Below is clear schema of classes, a sentiment category, and a few examples to guide the model that we provide to the the model. We also request a brief rationale, which helps us understand how the model made its decision. Copy and paste the full prompt into the UMich ChatGPT text box to start.
System: You are a rater that classifies short statements about climate change using a fixed schema. Follow the instructions exactly and return valid JSON only.
User: Classify the following statement.
Schema (JSON):
{
"label": "A | B | C | D | E",
"rationale": "brief reason citing key phrases",
"evidence_spans": ["exact substrings that triggered the label"]
}
Definitions:
A = Accepts climate science …
B = Legitimate uncertainty …
C = Skeptical rhetoric …
D = Outright denial …
E = Off-topic/other …
Examples:
“CO₂ traps heat; we need to cut emissions.” → {"label":"A","rationale":"endorses greenhouse effect","evidence_spans":["cut emissions"]}
“I’m not sure how much is human-caused—any sources?” → {"label":"B","rationale":"good-faith uncertainty","evidence_spans":["any sources"]}
“It’s a hoax by scientists for grant money.” → {"label":"C","rationale":"conspiracy frame","evidence_spans":["hoax","grant money"]}
“Climate change isn’t real.” → {"label":"D","rationale":"explicit denial","evidence_spans":["isn’t real"]}
Now, copy one short statement or sentence from the TikTok dataset (from the text column in your CSV) and paste it directly into the UMich ChatGPT text box after the structured prompt.

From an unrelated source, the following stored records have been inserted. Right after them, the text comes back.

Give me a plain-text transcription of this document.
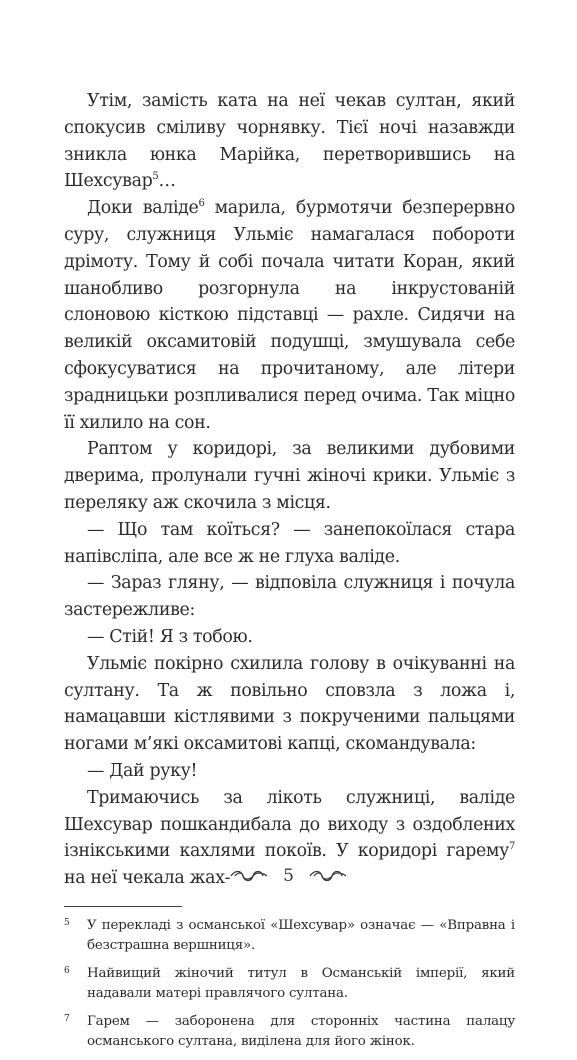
Утім, замість ката на неї чекав султан, який спокусив сміливу чорнявку. Тієї ночі назавжди зникла юнка Марійка, перетворившись на Шехсувар$^5$…

Доки валіде$^6$ марила, бурмотячи безперервно суру, служниця Ульміє намагалася побороти дрімоту. Тому й собі почала читати Коран, який шанобливо розгорнула на інкрустованій слоновою кісткою підставці — рахле. Сидячи на великій оксамитовій подушці, змушувала себе сфокусуватися на прочитаному, але літери зрадницьки розпливалися перед очима. Так міцно її хилило на сон.

Раптом у коридорі, за великими дубовими дверима, пролунали гучні жіночі крики. Ульміє з переляку аж скочила з місця.

— Що там коїться? — занепокоїлася стара напівсліпа, але все ж не глуха валіде.

— Зараз гляну, — відповіла служниця і почула застережливе:

— Стій! Я з тобою.

Ульміє покірно схилила голову в очікуванні на султану. Та ж повільно сповзла з ложа і, намацавши кістлявими з покрученими пальцями ногами м’які оксамитові капці, скомандувала:

— Дай руку!

Тримаючись за лікоть служниці, валіде Шехсувар пошкандибала до виходу з оздоблених ізнікськими кахлями покоїв. У коридорі гарему$^7$ на неї чекала жах-

5 У перекладі з османської «Шехсувар» означає — «Вправна і безстрашна вершниця».

6 Найвищий жіночий титул в Османській імперії, який надавали матері правлячого султана.

7 Гарем — заборонена для сторонніх частина палацу османського султана, виділена для його жінок.

5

It should return a response in JSON format, similar to this:
{"label":"A","sentiment":"positive","rationale":"supports climate science and highlights positive impacts of urban tree cover on environment and health","evidence_spans":["reduce the urban heat island effect","tree coverage is vital in sheltering communities from heat waves","helps to reduce heat-related illnesses and mortality","reduce erosion and filter rainwater","reduce flooding"]}
You can also copy and paste multiple lines at once—the model will process them in a single run. When you are happy with the classifications, ask it to return a CSV of the results. Then copy the CSV text into Google Sheets or Excel and save it.